MARINA DEL REY, Calif.—Like little white leaves in a storm, 88 boats sailed by the world’s best women Laser Radial sailors blow into Santa Monica Bay this weekend, advancing their Olympic dreams one step closer to an ultimate showdown at Qingdao, China in 2008.
The 2006 Laser Radial World Championships are a major step toward the class’s introduction as the Olympic singlehanded dinghy class for women. The fleet will include 19 of the top 20 women in the current rankings by the International Sailing Federation (ISAF), led by defending champion Paige Railey, 19, and Anna Tunnicliffe, 23, of the U.S.; Laura Baldwin, 26, of the UK, and 2004 world champion Krystal Weir, 21, of Australia.
They will be among 90 women competitors from 31 countries racing Sunday through Friday, following a practice race and opening ceremonies at the host California Yacht Club Saturday. The first of two races daily will start at 1 p.m., conditions permitting. The first six races will be a qualifying series to determine a split into Gold and Silver fleets for the final six races.
The women will share the race course off the beach west of Los Angeles with 74 men from 21 countries contesting the men’s Radial championship, to be followed the next week by the Radial Youth Worlds Aug. 5-12 for 181 boys and girls ages 15 to 18.
If, for a change, sailing’s spotlight falls on the women, it’s their talent level and significance of their competition that draws it. The Laser Radial, with 5.76 square meters of area in its single sail, has joined the Laser (7.06) in the Olympic Games, replacing the Europe as the women’s singlehanded dinghy. The Laser became an Olympic men’s class at Savannah in 1996, but the men in this event will sail Radials without Olympic implications.
The switch from Europe to Laser Radial has turbocharged the class, and most of the top women Europe sailors—including Railey, Baldwin and Weir—have made the leap to the Radial.

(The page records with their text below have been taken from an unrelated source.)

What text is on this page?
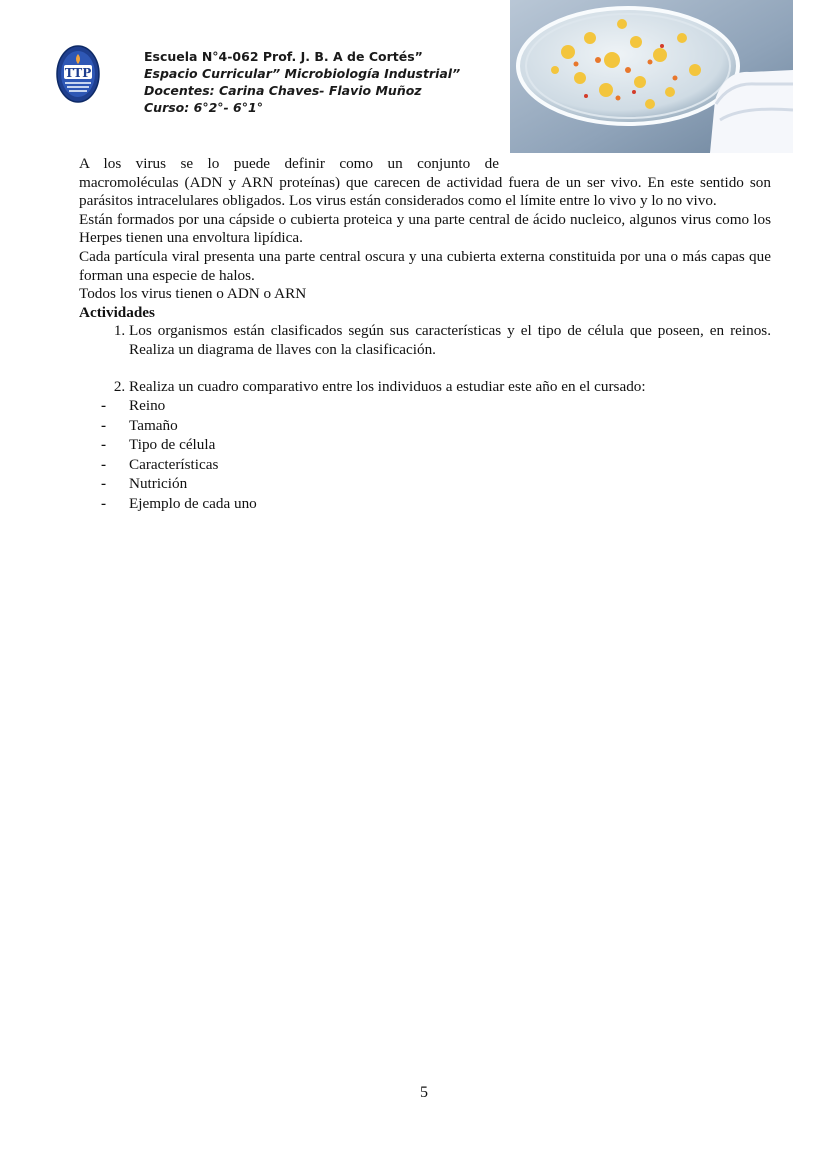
TTP
Escuela N°4-062 Prof. J. B. A de Cortés”
Espacio Curricular” Microbiología Industrial”
Docentes: Carina Chaves- Flavio Muñoz
Curso: 6°2°- 6°1°

A los virus se lo puede definir como un conjunto de
macromoléculas (ADN y ARN proteínas) que carecen de actividad fuera de un ser vivo. En este sentido son parásitos intracelulares obligados. Los virus están considerados como el límite entre lo vivo y lo no vivo.

Están formados por una cápside o cubierta proteica y una parte central de ácido nucleico, algunos virus como los Herpes tienen una envoltura lipídica.

Cada partícula viral presenta una parte central oscura y una cubierta externa constituida por una o más capas que forman una especie de halos.

Todos los virus tienen o ADN o ARN

Actividades

1. Los organismos están clasificados según sus características y el tipo de célula que poseen, en reinos. Realiza un diagrama de llaves con la clasificación.
2. Realiza un cuadro comparativo entre los individuos a estudiar este año en el cursado:
- Reino
- Tamaño
- Tipo de célula
- Características
- Nutrición
- Ejemplo de cada uno
5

Baldwin sailed a Europe for Great Britain at the Athens Olympics in 2004, and about three months later the Europe was out and the Radial was in. Baldwin joined the exodus.
“I loved my 2005 training group,” she said. “Great girls. The problem was that we were all Europe sailors with no idea about how to sail a Laser properly, so I broke away just before the World Championships to work with the 2005 Laser World Championships silver medalist, Diego Romero [of Argentina], and gained my best result at a Worlds, finishing 11th.”
Baldwin now ranks third in the Radial class, just ahead of Weir.
If the transition of the class has a benchmark, it may be Katarzyna Szotynska, 25, of Poland. Before the Radial went Olympic, she held sway with women’s world championships in 2001, 2002 and 2003. Now she ranks 15th, although she placed fourth in the recent European championship.
Tunnicliffe, the women’s College Sailor the Year at Virginia’s Old Dominion in 2005, said, “The class has grown huge and it’s very, very competitive.”
She sailed a Europe only for two months up to the U.S. Olympic Trials in 2004 and did not grieve the passing of the class in favor of her favorite boat, the Radial.
“I was very excited,” she said. “I was rooting for it the whole time.”
While still a junior, Railey enjoyed international success in the Europe, but her move to the Radial led to an ongoing turf rivalry with Tunnicliffe.
“Paige and I being one-two just makes for a good battle,” Tunnicliffe said. “I’m not sure she feels the same way, but it’s always exciting to outdo the other one. We’re [American] teammates but rivals at the same time.”
Rivals. that is, for one of the sole Olympic berths available to each country in each class. They are the only Americans currently ranked 1-2 by the International Sailing Federation in any Olympic class. The winner won’t be known until the Trials late next year, and then the rankings won’t count.
“All that counts then is who’s best on the water,” Tunnicliffe said.
The Radial is set up for sailors weighing from 55 to 70 kilos (121 to 154 pounds), the Laser for 60 kilos (132 pounds) and up.